Friday, July 17, 2009

The Way the Kogi Crumbles

From The Wall Street Journal (hat tip: Koreanfornian Cooking):

Kogi, a humble lunch truck, became instantly famous in Los Angeles last November when it began selling Korean tacos: grilled short ribs marinated in Korean flavorings, topped with Asian slaw, and wrapped in Mexican tortillas. Today, Kogi, has three trucks, a lounge, 36,000 Twitter followers, and lines around the block wherever they park.

Kogi had a great Internet-era, come-from-nowhere run selling something no one else had—until now, maybe. It’s not surprising that Korean-style tacos are popping up at restaurants around the country. But Baja Fresh, 283-unit casual Mexican food chain went a step further last month when it tested a version of the Korean taco at one of its restaurants and called it “the Baja Kogi taco.”

Highway robbery? No, says the corporation: “There were certainly no intentions to rip off a name or a product,” says Chuck Rink, president of Fresh Enterprises, which owns Baja Fresh.

This is an only-in-America story. It has dynamic and valuable cultural evolution. The Korean taco trucks have quickly become the hottest thing in LA, despite their humble circumstances. And it has cultural fusion: Korean insides wrapped in a Mexican outside. Not to mention that the spokesperson quoted in the article for the taco-truck company, Caroline Shin-Manguera, has a last name that bespeaks neither Latino nor Asian culture, but something altogether new. The addition of lawyers to the mix is what officially assimilates the tale into the melting pot.

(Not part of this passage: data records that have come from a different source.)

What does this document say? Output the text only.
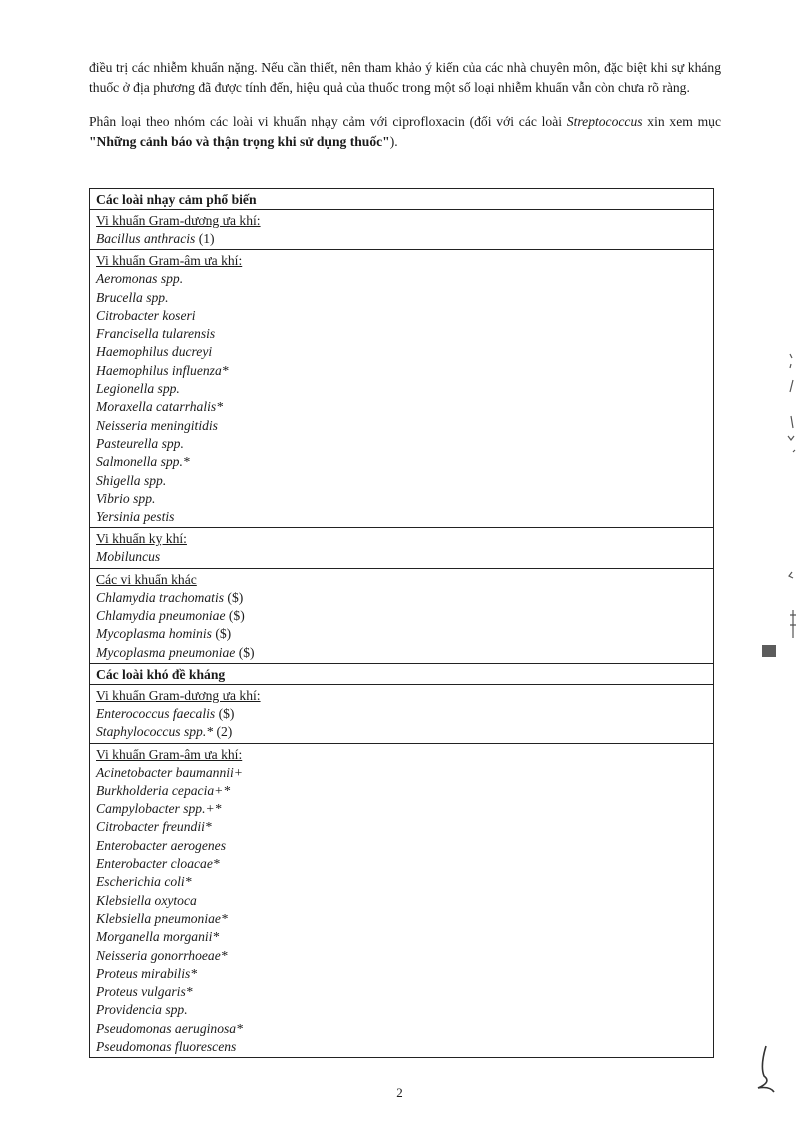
điều trị các nhiễm khuẩn nặng. Nếu cần thiết, nên tham khảo ý kiến của các nhà chuyên môn, đặc biệt khi sự kháng thuốc ở địa phương đã được tính đến, hiệu quả của thuốc trong một số loại nhiễm khuẩn vẫn còn chưa rõ ràng.

Phân loại theo nhóm các loài vi khuẩn nhạy cảm với ciprofloxacin (đối với các loài Streptococcus xin xem mục "Những cảnh báo và thận trọng khi sử dụng thuốc").

Các loài nhạy cảm phổ biến
Vi khuẩn Gram-dương ưa khí:
Bacillus anthracis (1)
Vi khuẩn Gram-âm ưa khí:
Aeromonas spp.
Brucella spp.
Citrobacter koseri
Francisella tularensis
Haemophilus ducreyi
Haemophilus influenza*
Legionella spp.
Moraxella catarrhalis*
Neisseria meningitidis
Pasteurella spp.
Salmonella spp.*
Shigella spp.
Vibrio spp.
Yersinia pestis
Vi khuẩn kỵ khí:
Mobiluncus
Các vi khuẩn khác
Chlamydia trachomatis ($)
Chlamydia pneumoniae ($)
Mycoplasma hominis ($)
Mycoplasma pneumoniae ($)
Các loài khó đề kháng
Vi khuẩn Gram-dương ưa khí:
Enterococcus faecalis ($)
Staphylococcus spp.* (2)
Vi khuẩn Gram-âm ưa khí:
Acinetobacter baumannii+
Burkholderia cepacia+*
Campylobacter spp.+*
Citrobacter freundii*
Enterobacter aerogenes
Enterobacter cloacae*
Escherichia coli*
Klebsiella oxytoca
Klebsiella pneumoniae*
Morganella morganii*
Neisseria gonorrhoeae*
Proteus mirabilis*
Proteus vulgaris*
Providencia spp.
Pseudomonas aeruginosa*
Pseudomonas fluorescens
2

The success of the Korean taco truck, and the need of a big corporation to get in on it, is a lesson in how foolish a lot of thinking about culture in the age of globalization is. Culture is never pure. It is always subject to outside influences, which are not bacterial contamination but instead experimentation, often for the better. "Protecting" some imaginary pure culture ideal form is thus equally foolish. And, contra anti-globalization hysterics, this an instance of the big corporation having to adjust its behavior because of innovation from below, and in so doing bringing a new cultural form - the Korean taco - to far more people. This is culture in a globalized world, and we are lucky to be alive to sample it.



Blogger Joshua said...

Culture is never pure. It is always subject to outside influences, which are not bacterial contamination but instead experimentation, often for the better. "Protecting" some imaginary pure culture ideal form is thus equally foolish.

AFAIK no one is claiming that Kogi tacos are anything other than the hybrids they are, so it seems to me there's no "contamination" going on with either Mexican or Korean culture anyway.

Actually the story of Kogi reminded me of a Michael Klavan post from a couple weeks ago:

Private minds create a useful product to meet their needs: like Gorp, or trail mix, a blend of raisins and nuts made by campers to deliver a natural and healthy blast of energy during a hike in the woods. Some smart company gets the idea to package and sell the product. After the product reaches its full customer base of, say, hikers and health-minded snackers, the company seeks to expand the product’s appeal while maintaining its identity. So they add carob or yogurt covered raisins: sweeter, so more people will buy it, but still arguably “natural,” and “healthy,” although now with quotation marks. Then someone at the company says, well, hey, if people like sweet stuff so much, why not add something really sweet like, say, M & M’s? So ultimately Gorp, while weirdly retaining some completely undeserved aura of healthiness, is transformed into sugary garbage.

Klavan didn't say, but presumably Gorp lost much of its original health-conscious customer base once its marketers stripped the product of its authenticity. Would Kogi still have been the success story it is, had they tried to expressly market their tacos as authentically Mexican or authentically Korean cuisine, when in reality they are neither here nor there? In the same vein, one is left to wonder how well Kogi tacos would be received in Mexico and South Korea* themselves, as opposed to the nation that wrote the book on cultural fusion.

* Short of the Dear Leader taking a liking to these tacos, Kogi would probably find it a tad difficult to start running any trucks on the other side of the DMZ.

10:31 PM  
Blogger Evan said...

People often make claims that global cultural flows result in damage to small cultures helpless to resist the Disneyfication of their societies, and so Kogi, I think, is an example of what culture really is - never pure, always interacting.

In that vein, I have my globalization students read an article about a Japanese woman who studied in the US for a few years, saw what the Japanese restaurant she was working at had done to sushi (adding cream cheese and chili peppers, e.g.), and after overcoming her revulsion took it back to Japan and found that some Japanese liked it some of the time, which made her a lot of money.

Kogi is the kind of thing that makes cultural protectionists uncomfortable, but that reveals the poverty of cultural protectionism.